'Ff'lo (fflo) wrote,
'Ff'lo
fflo

Didn't take much.

Today going to brunch and putting laundry in, with a few other minor operations, has utterly sapped me. Last night was a late night, so there's that, but geez. Can't help but think it'd be less this way if it weren't still cold out. It's still cold out. Where are our anomalously warm one or two here or there?

Have an ensemble rehearsal later. "Mister Sandman." In which the lesbians all wish for a lover with hair like Liberace.

Okay they're not all lesbians.

Really I kinda think we're either beings lesbians or we're not. It's a doing more than a being. It's just that sociologically being wiling to be known to be willing or wanting to be doing lesbian means signing on to be regarded and treated in a set of ways that have an identity sort of element, and there's also how it does say something about someone's personality when she's willing to do lesbianing, tho what it says varies not only with each of us but with our age/era/generation.

I don't really know what I'm saying here however. Typing with one forefinger on the phone in my post-brunch stupor.

Meanwhile the dog really does seem to think we're due for more than a walk around the neighborhood. And it's Sunday, so I oughta get her some runnin' before the workweek is underway again.

Somebody on facebook posted how parents of "neurotypical" kids look at "special needs" kids and think "Wow that must be hard" but they actually have no idea how hard. This post annoyed me. It reminds me of a song in a TV commercial that was apparently from what I can tell quickly with my phone taken from a Tom Paxton song. It went My dog's faster than your dog; my dog's bigger than yours. My dog's better cuz he eats Ken-L Ration. My dog's better than yours.

I mean, what is the purported purpose of this consciousness raising, getting on social marketing to point out to other parents that your lot is worse with your special needs child, who at least I hope isn't reading this shit, but surely picks up on the whole hand-to-forehead biz? In this iteration it's not enough to have it worse, but it must be asserted that the other people, despite what they may think, are ignorant of how very very bad it is. So not only are the special needs parents having it harder tan everyone else, but they're savvier than those others too, who also must benefit from not being burdened with the wisdom of how fortunate they are.

I dunno. Just seems like a lotta crap to me, and more offensive crap than a lot of the other crap. Cuz of how I imagine that attitude might affect those actual kids, who are supposedly being so very cared about.
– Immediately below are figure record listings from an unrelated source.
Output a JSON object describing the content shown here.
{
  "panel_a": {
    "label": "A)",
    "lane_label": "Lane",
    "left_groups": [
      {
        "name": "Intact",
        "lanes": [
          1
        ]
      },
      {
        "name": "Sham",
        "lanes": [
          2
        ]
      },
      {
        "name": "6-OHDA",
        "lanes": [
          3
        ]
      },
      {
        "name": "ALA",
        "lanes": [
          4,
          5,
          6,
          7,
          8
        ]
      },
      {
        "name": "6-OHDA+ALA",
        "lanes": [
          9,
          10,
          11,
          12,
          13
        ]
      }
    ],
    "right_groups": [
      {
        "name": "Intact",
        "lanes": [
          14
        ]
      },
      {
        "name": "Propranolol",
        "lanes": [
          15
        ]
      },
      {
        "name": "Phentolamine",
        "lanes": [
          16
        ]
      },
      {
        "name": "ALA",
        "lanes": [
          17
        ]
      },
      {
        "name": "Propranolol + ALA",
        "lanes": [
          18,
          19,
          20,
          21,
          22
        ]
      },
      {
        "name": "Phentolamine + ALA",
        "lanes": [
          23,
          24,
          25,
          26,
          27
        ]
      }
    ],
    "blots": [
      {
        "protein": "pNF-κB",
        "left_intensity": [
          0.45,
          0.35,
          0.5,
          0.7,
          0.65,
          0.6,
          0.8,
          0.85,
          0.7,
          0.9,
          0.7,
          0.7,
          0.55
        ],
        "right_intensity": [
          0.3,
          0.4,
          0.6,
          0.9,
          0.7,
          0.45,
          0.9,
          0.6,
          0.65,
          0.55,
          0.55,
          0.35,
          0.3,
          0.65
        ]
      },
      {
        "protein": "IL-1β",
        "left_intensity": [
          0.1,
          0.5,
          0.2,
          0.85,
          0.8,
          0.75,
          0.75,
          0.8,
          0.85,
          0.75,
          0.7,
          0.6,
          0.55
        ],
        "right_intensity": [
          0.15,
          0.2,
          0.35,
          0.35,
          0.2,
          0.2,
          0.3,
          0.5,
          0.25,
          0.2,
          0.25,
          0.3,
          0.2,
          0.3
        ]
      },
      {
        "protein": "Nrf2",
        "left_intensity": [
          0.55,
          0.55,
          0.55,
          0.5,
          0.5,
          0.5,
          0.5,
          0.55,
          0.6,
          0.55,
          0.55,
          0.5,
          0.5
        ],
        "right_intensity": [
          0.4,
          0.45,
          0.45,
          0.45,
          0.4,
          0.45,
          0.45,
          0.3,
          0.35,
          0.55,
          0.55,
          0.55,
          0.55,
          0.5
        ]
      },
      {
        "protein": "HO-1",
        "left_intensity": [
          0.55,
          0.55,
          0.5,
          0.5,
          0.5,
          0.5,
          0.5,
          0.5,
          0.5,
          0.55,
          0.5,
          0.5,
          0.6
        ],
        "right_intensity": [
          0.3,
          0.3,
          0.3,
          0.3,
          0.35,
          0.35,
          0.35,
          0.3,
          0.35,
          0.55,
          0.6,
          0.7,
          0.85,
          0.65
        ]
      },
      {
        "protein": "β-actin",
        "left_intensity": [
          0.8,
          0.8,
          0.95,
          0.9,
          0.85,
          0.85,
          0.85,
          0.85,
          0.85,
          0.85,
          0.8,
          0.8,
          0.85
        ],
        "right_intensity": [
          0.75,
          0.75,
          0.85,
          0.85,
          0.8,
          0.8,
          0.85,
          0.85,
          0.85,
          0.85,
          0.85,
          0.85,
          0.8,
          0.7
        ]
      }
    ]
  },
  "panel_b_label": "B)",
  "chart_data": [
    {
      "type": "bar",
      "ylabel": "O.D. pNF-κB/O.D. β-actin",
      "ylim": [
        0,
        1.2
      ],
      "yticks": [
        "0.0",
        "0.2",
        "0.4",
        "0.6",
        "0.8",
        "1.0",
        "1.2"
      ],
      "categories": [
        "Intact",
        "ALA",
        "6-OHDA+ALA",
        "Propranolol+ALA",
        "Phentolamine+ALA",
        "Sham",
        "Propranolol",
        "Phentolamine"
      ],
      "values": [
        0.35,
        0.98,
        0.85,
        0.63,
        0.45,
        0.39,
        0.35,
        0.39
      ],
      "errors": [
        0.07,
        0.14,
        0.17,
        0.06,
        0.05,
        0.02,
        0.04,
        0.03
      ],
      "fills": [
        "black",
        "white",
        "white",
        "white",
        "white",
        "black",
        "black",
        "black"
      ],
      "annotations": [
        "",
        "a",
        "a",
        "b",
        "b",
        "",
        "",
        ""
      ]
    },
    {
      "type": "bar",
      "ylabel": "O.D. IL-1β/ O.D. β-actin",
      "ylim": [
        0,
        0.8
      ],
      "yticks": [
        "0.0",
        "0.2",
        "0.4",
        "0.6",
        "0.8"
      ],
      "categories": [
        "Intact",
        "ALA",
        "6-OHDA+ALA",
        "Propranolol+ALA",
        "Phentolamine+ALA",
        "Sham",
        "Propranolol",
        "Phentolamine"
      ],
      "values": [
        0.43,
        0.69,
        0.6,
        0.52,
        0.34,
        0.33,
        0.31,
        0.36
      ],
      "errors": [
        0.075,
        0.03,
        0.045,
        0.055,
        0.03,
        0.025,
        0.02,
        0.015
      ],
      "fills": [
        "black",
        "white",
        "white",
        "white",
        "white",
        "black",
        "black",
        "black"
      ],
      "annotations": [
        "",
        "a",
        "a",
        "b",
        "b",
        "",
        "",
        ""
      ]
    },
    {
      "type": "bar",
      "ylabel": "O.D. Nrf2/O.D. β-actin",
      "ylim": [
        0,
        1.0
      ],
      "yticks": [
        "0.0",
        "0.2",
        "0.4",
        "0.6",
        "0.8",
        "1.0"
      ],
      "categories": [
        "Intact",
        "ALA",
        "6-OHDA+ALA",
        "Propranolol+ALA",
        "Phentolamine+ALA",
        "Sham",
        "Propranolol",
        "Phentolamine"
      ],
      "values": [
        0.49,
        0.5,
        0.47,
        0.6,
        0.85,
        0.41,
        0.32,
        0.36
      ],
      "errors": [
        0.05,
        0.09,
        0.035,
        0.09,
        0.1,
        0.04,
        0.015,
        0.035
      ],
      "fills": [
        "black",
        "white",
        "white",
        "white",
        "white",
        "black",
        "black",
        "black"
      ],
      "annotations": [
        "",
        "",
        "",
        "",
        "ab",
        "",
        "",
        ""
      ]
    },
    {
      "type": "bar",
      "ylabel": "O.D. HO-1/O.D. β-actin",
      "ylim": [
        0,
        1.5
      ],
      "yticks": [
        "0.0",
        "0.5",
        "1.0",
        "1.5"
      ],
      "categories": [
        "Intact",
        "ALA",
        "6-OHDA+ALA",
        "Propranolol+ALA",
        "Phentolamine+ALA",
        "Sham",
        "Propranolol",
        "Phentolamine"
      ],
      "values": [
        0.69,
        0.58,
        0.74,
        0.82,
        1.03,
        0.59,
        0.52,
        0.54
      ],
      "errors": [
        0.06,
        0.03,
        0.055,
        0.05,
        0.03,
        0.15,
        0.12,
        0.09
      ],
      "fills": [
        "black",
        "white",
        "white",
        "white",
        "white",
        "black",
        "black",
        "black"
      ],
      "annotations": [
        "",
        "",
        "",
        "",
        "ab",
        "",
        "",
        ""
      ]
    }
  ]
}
And how it stinks of a sick sort of satisfaction in pathology/-izing.

Plus "neurotypical." Puhleez.

Of course I thought of that post cuz I'm getting ready to pull myself together to get my not-child out to have her not particularly special needs met, and it feels hard. Ha.

Gonna be hard to motivate to stand and cook when we get back, while the laundry dries, before I go out again. Sometimes I envy the dog her frequent and regular naptimes.

Gas station. More trash out. Somethin' else... what was the somethin' else?